The most devastating swath of Kode9‘s feverishly awaited full-length debut, Nothing, arrives at the very end. On ten-minute album closer “Nothing Lasts Forever,” intermittent shrieks and caws echo as if bouncing off wet concrete, the sounds of animals left in an abandoned zoo when every other person on the planet has been obliterated by an apocalyptic cataclysm. Then, suddenly, there is almost nothing: only the continuous, almost indiscernible scuffing of a tape reel left to unspool into eternity because there’s not one there to watch it anymore — until a sharp intake of breath ends it all.

If that sounds bleak, it is. Kode9 — a.k.a. London-based Glaswegian Steve Goodman, also the founder of storied record label Hyperdub, one of the original dubstep DJs/producers, and a published university professor of sound-affiliated studies) lost two of his label’s most seminal members last year. Beloved formative footworker DJ Rashad passed away in April; six months later, frequent collaborator the Spaceape (a.k.a. Stephen Gordon) — whose gravelly incantations became nearly inseparable from the producer’s subterranean booms and clicks — died following a battle with cancer. As its title proclaims, Nothing is about what follows such loss.

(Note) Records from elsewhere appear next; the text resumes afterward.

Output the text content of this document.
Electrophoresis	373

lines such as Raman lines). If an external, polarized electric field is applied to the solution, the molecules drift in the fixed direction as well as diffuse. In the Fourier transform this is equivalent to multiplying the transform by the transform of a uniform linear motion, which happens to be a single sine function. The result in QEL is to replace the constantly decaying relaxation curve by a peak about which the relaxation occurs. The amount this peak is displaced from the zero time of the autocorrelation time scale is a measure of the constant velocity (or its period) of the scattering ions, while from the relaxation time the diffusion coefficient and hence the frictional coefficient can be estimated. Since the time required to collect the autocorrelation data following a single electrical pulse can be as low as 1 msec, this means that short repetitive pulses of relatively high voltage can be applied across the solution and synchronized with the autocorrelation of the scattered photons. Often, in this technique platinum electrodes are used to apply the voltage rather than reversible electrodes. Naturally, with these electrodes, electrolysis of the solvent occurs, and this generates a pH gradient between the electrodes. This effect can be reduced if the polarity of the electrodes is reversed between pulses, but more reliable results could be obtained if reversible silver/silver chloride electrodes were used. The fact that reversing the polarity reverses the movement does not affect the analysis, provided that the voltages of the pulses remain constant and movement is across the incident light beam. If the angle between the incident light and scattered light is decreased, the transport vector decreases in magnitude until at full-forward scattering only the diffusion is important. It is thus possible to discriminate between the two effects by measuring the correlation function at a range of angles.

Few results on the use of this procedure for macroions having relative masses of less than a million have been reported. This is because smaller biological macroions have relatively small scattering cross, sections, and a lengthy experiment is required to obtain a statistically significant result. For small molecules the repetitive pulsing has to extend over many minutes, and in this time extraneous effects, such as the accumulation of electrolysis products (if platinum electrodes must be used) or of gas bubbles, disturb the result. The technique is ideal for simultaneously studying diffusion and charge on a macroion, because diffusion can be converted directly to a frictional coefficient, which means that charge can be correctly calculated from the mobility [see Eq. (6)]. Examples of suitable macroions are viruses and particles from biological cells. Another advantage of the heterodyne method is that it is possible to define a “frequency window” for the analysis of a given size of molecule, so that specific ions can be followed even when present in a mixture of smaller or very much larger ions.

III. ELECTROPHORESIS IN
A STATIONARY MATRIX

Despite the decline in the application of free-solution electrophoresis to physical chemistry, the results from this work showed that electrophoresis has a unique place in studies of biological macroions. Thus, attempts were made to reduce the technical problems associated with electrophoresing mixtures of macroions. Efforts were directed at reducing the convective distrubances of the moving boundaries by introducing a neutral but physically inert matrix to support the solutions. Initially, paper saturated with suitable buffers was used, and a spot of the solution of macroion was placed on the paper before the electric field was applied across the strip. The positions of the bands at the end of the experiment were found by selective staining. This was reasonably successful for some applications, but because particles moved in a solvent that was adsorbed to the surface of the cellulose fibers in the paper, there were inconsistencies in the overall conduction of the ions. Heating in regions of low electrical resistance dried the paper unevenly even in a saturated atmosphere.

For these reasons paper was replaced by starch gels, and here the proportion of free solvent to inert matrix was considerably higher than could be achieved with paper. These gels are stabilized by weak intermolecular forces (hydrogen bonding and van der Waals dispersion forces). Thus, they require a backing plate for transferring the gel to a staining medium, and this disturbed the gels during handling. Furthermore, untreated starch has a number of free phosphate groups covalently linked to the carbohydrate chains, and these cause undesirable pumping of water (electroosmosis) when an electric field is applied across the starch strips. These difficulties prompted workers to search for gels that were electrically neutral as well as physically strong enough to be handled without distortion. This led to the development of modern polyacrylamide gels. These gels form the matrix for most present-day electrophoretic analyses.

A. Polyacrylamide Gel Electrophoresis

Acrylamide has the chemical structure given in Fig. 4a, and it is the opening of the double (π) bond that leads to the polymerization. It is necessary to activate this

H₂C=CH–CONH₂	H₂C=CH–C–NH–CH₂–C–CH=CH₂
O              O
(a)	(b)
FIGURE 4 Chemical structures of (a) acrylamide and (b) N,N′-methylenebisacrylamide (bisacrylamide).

Even by Hyperdub’s standards — a 20-year lineage of beats birthed and incubated in London’s most soot-smeared corners (grime, dubstep) and Chicago’s windwept streets (footwork) — this is not a light record. If the monotone EKG beeps of “Autumn Has Come” closed out the duo’s last release together, 2014’s barren The Killing Season EP, Nothing is a continuation of that. Absence resonates through the album both emotionally and, in a nod to Goodman’s academic background, theoretically. “Shadows haunting shadows / There are elements of me,” utters the late Spaceape on “Third Ear Transmission,” reminding us of his absence on the only track on which he appears; and his ghost haunts “9 Drones,” essentially the same instrumental as “9 Samurai,” from their dual 2006 album Memories of the Future. His distorted voice scatters into separate sound waves as if coming through on a posthumous transmission from the “Notel,” the virtual building concept stamped upon Nothing‘s cover. And “Respirator,” which unavoidably connotes images of the grievously ill and hospital beds, huffs with a pixelated facsimile of shallow breathing. A muted shriek, somewhere between evening crickets and a wailing siren, sustains the barest of the atonal melody’s tension.

Nothing‘s other thematic concepts are a little more nebulous. The atonally pinging, ticking “Wu Wei” is titled after the Taoist idea of doing nothing, while “The Casimir Effect” refers to a somewhat complicated physical and philosophical concept: as two mirrors are moved closer together inside a vacuum (which, contrary to popular belief, is assumed to be filled with electromagnetic waves), they create a true vacuum between them. Between those walls closing in is Kode9, trying to hold onto the last particles of the deceased before they slip away.